A Solitary Ramble at Lincoln Mountain

It's hard to find new stuff to blog about this time of year. I visited all my old haunts today: Mud Pond, Spier Falls, the Sherman Island boat launch, the Hudson near Rippled Rocks Point. Ho hum. All quiet. Nothing new. Maybe I'll try someplace different, I thought, and headed over to Greenfield to visit the Lincoln Mountain State Forest.

Lincoln Mountain is a very quiet, off-the-beaten-track kind of place, over 900 acres of mixed hardwoods and conifers, hilly, with three creeks that drain into a sizable marsh. There's a narrow snow-covered dirt road that takes you well into the heart of the forest, and I bumped along it as far as I dared in my Toyota Corolla, not having four-wheel drive. I stopped where the road dipped steeply down, figuring I might not make it back up if I ventured further. Time to get out and walk.

Well, it was very quiet back there. Not a soul around, nor any sign that a soul had been by in some time. I'd better not break a leg back here, I said to myself as I slipped on an icy spot, which reminded me to put on my Yaktrax. I patted my camera bag, feeling to make sure I had my Trak phone. Oops! I'd left it at home in my purse. I decided to be extra careful. I hadn't told anyone where I was walking today.

Maybe I should have stayed on the road, but the animal tracks in the forest drew me in. Especially one well-trodden deer trail.

I followed that trail for a few hundred yards, not seeing any deer (of course), but I did find a spot where they'd pawed up the snow and searched in the oak leaves for acorns.

Lots of other tracks crossed the deer trail, so I made a few detours, curious to see what these other critters were up to. I followed these tracks -- I believe they are fisher's -- for quite a while, until I decided I'd better get back on the road and not stray too far into the forest.

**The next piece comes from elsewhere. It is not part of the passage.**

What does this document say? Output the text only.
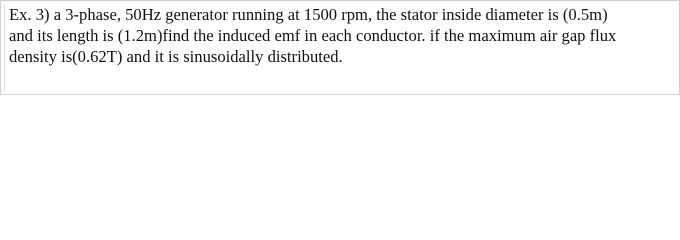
Ex. 3) a 3-phase, 50Hz generator running at 1500 rpm, the stator inside diameter is (0.5m)
and its length is (1.2m)find the induced emf in each conductor. if the maximum air gap flux
density is(0.62T) and it is sinusoidally distributed.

I walked the road until it came to an open swamp, where I saw this fox trail heading across the snow-covered ice. I started to walk out onto the ice, then remembered my plunge-through yesterday, and changed my mind.

Walking back to my car, I was charmed by the sparkling snow. For some reason today, it was sparkling in Technicolor, flashing red and blue and gold and green in addition to dazzling white. Here's a photo of what I was looking at. Pretty hard to capture that color on camera, I thought.

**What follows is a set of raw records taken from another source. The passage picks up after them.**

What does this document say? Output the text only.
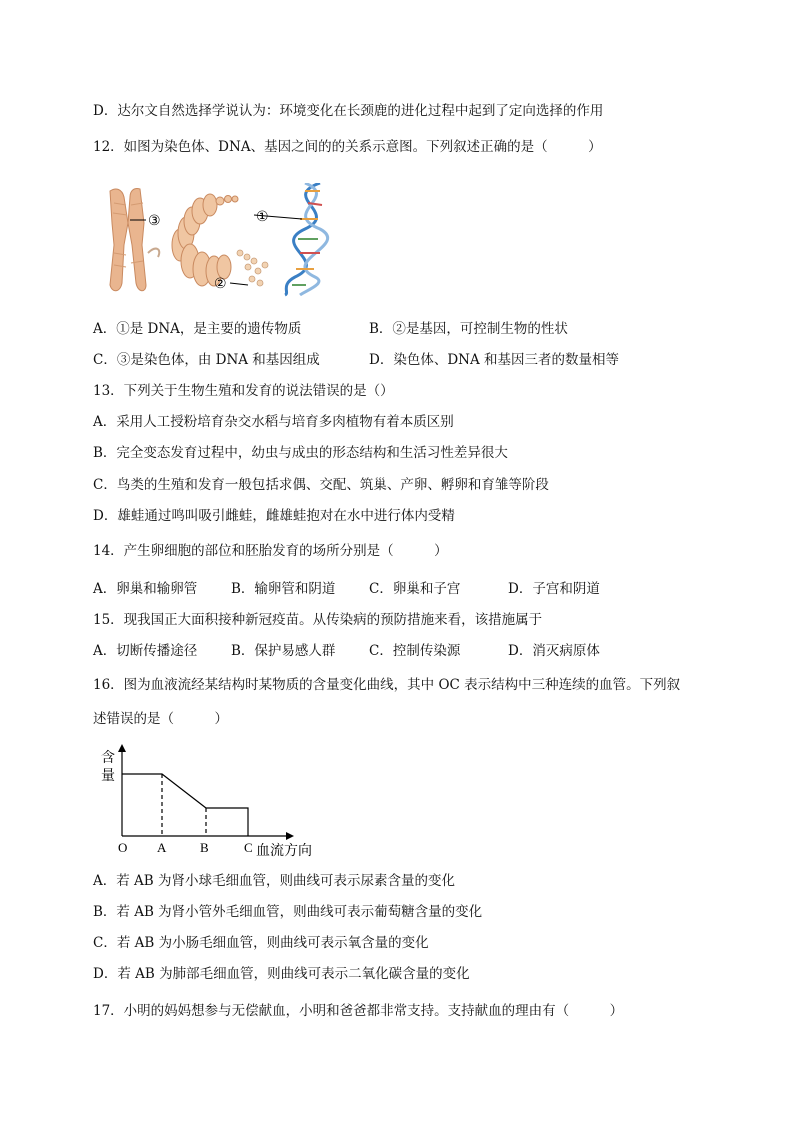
D．达尔文自然选择学说认为：环境变化在长颈鹿的进化过程中起到了定向选择的作用
12．如图为染色体、DNA、基因之间的的关系示意图。下列叙述正确的是（　　　）
③	①
②
A．①是 DNA，是主要的遗传物质	B．②是基因，可控制生物的性状
C．③是染色体，由 DNA 和基因组成	D．染色体、DNA 和基因三者的数量相等
13．下列关于生物生殖和发育的说法错误的是（）
A．采用人工授粉培育杂交水稻与培育多肉植物有着本质区别
B．完全变态发育过程中，幼虫与成虫的形态结构和生活习性差异很大
C．鸟类的生殖和发育一般包括求偶、交配、筑巢、产卵、孵卵和育雏等阶段
D．雄蛙通过鸣叫吸引雌蛙，雌雄蛙抱对在水中进行体内受精
14．产生卵细胞的部位和胚胎发育的场所分别是（　　　）
A．卵巢和输卵管	B．输卵管和阴道 C．卵巢和子宫	D．子宫和阴道
15．现我国正大面积接种新冠疫苗。从传染病的预防措施来看，该措施属于
A．切断传播途径	B．保护易感人群 C．控制传染源	D．消灭病原体
16．图为血液流经某结构时某物质的含量变化曲线，其中 OC 表示结构中三种连续的血管。下列叙
述错误的是（　　　）
含
量
O A	B	C 血流方向
A．若 AB 为肾小球毛细血管，则曲线可表示尿素含量的变化
B．若 AB 为肾小管外毛细血管，则曲线可表示葡萄糖含量的变化
C．若 AB 为小肠毛细血管，则曲线可表示氧含量的变化
D．若 AB 为肺部毛细血管，则曲线可表示二氧化碳含量的变化
17．小明的妈妈想参与无偿献血，小明和爸爸都非常支持。支持献血的理由有（　　　）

In this photo, I've enlarged the most colorful flashes, then boosted the saturation. Click on the photo to best see the colors. As pretty as Christmas lights!

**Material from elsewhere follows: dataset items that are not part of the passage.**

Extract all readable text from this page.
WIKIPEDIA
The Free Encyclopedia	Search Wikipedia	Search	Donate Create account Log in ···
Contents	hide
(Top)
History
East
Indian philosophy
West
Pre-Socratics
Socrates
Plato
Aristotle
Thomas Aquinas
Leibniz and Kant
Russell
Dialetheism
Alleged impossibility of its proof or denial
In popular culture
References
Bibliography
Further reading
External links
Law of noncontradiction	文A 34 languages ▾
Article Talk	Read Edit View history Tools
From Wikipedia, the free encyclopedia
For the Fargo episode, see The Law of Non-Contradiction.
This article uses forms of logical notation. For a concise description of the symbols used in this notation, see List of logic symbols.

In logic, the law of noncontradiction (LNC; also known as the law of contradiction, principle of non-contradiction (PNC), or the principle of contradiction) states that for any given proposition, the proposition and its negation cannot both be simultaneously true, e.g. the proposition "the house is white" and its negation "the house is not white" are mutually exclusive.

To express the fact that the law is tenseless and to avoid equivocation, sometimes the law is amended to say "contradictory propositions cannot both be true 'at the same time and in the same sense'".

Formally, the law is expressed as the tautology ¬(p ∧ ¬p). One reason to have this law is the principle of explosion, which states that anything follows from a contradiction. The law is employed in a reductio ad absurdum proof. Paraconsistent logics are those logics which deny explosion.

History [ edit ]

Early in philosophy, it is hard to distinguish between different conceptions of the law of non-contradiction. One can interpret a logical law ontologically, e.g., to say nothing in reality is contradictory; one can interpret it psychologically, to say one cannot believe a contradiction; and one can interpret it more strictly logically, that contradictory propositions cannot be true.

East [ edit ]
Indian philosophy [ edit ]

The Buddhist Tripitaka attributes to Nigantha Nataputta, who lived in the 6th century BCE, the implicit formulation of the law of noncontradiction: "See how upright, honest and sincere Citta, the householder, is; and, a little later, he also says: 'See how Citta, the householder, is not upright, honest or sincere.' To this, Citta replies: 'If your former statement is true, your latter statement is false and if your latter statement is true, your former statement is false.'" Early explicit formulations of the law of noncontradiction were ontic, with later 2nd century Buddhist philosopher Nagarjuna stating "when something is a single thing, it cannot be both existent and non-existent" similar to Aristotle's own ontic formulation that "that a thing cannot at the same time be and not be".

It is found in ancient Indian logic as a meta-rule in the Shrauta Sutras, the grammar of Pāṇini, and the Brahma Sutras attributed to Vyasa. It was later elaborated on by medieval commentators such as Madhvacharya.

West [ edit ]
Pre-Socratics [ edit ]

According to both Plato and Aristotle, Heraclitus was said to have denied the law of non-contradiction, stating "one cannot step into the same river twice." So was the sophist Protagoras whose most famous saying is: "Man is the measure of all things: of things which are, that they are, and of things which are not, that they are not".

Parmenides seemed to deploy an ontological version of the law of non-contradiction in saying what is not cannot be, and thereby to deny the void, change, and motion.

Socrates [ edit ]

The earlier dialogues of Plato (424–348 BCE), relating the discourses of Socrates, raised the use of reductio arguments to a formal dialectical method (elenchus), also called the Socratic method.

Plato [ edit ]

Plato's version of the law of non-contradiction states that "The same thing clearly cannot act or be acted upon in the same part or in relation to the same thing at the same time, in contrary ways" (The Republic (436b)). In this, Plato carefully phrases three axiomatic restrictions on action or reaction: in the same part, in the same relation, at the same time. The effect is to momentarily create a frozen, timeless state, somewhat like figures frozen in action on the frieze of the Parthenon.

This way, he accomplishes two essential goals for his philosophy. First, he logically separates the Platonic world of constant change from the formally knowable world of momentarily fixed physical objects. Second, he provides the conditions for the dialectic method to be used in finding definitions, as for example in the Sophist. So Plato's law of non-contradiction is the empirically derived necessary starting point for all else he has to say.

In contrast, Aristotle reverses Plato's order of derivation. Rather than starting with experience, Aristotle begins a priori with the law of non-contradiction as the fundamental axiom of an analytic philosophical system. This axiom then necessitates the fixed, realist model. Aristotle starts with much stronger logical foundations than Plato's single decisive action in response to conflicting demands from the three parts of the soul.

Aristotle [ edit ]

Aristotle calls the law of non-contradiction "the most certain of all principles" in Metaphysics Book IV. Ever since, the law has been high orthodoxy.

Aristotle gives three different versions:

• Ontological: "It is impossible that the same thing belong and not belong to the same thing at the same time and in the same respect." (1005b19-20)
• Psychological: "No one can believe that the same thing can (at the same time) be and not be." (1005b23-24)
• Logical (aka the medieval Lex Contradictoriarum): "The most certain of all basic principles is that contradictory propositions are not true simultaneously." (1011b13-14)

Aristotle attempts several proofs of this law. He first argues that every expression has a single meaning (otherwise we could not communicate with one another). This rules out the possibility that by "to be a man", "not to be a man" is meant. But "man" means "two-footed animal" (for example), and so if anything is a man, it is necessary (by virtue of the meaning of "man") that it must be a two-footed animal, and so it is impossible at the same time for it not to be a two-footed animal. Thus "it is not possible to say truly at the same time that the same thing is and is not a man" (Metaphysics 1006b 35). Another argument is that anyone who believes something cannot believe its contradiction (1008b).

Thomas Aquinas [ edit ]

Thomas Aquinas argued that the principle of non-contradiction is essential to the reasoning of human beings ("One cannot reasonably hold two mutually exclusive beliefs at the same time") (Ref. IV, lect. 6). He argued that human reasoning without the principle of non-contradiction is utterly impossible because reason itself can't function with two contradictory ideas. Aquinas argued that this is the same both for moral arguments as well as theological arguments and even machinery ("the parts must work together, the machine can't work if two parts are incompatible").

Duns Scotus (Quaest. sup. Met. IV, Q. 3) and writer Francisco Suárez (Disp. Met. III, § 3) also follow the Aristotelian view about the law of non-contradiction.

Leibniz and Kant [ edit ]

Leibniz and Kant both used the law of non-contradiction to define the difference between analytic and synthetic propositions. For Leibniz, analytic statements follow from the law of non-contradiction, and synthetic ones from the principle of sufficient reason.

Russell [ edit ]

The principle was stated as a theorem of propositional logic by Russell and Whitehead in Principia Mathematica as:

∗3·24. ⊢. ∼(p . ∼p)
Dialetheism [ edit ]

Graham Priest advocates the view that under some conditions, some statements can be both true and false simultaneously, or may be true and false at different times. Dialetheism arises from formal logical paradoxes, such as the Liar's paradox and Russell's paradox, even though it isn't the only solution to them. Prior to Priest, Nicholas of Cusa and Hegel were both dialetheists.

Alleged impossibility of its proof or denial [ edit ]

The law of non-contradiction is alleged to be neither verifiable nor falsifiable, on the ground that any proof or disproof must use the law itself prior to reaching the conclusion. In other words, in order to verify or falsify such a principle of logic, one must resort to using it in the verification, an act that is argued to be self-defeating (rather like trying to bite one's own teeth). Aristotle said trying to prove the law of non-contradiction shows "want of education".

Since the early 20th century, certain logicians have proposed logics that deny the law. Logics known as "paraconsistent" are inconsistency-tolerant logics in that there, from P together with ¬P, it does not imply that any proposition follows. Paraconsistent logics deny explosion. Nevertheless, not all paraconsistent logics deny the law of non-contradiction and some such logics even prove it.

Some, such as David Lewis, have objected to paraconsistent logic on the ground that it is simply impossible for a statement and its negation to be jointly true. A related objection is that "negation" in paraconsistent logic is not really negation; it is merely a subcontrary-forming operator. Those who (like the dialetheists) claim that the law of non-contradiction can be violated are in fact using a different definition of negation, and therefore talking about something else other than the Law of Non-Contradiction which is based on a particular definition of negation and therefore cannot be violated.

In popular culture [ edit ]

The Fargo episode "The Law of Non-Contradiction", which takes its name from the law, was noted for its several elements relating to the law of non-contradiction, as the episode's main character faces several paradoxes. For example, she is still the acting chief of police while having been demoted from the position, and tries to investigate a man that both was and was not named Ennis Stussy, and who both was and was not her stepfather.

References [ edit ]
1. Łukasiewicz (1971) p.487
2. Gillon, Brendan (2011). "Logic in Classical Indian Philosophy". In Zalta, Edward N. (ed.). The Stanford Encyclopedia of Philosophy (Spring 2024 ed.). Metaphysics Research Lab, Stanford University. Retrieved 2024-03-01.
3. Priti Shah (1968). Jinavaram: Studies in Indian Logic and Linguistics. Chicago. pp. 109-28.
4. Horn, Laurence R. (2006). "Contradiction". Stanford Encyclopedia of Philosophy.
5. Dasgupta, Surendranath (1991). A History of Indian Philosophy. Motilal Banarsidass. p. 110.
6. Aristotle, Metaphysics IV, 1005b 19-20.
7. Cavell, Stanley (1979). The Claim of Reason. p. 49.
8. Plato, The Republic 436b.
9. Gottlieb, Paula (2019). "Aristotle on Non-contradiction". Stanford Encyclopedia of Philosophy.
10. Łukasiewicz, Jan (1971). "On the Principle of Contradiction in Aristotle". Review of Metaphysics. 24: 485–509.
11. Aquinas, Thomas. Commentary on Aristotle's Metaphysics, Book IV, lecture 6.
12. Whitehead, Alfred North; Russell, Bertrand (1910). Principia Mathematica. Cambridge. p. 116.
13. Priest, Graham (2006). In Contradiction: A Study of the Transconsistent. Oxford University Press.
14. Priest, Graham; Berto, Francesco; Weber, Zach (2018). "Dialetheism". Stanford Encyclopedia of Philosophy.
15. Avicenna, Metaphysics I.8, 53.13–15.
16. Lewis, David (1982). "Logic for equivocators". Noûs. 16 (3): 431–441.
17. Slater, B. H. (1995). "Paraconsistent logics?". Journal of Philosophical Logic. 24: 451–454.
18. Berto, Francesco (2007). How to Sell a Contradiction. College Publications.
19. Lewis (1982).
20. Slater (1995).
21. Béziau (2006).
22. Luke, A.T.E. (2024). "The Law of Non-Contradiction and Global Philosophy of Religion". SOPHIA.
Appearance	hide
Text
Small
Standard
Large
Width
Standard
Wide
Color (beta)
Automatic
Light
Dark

And here's something lovely in pure black and white: a branch of a Tamarack tree, with its cute little peg-like buds.

Lincoln Mountain State Forest is home to some of the oldest trees in New York State. There are Black Tupelos growing back here in the swamp that are possibly 800 years old. I had thought I might search for them today, but I lost my nerve when I discovered I had no phone, and I didn't want to go wandering around all alone. But for sure I'll be back on February 28, when Vince Walsh will be leading a trek to visit these ancient trees. A highly skilled tracker steeped in the lore of the forest, Vince is a truly engaging teacher and guide. He brought me to see the tupelos here last winter, an experience that felt more like a pilgrimage than an ordinary hike. We even found Great Horned Owls nesting in an abandoned Great Blue Heron's nest. Anyone who'd like to join us this year should check the details at Vince's Kawing Crow website. Click on the "Courses and Workshops" to find the schedule.


Paul said...

As always, your pictures, observations and prose call for publication. thanks so much for sharing and for using your good common sense to not risk injury so you can keep on posting.

Ellen Rathbone said...

Oooo - the ancient trees - I've dropped Vince a line to see if there's still room.

Happy Hiking!

Woodswoman Extraordinaire said...

It may be hard for most of us to find good things to blog about this time of year, but as usual, you've found lots of great stuff. I love the fisher tracks, and got goose bumps thinking about 800 year old trees. How much they've seen!

Jacqueline Donnelly said...

Dear Paul and Ellen and WoodswomanX: Thanks so much for your comments. When I go on my walks, I imagine friends like you walking along with me. I wish I could take you all to visit those ancient trees. Just imagine, they were growing here while the Crusades were going on across the sea, and were already 300 years old before any Europeans could have laid eyes on them.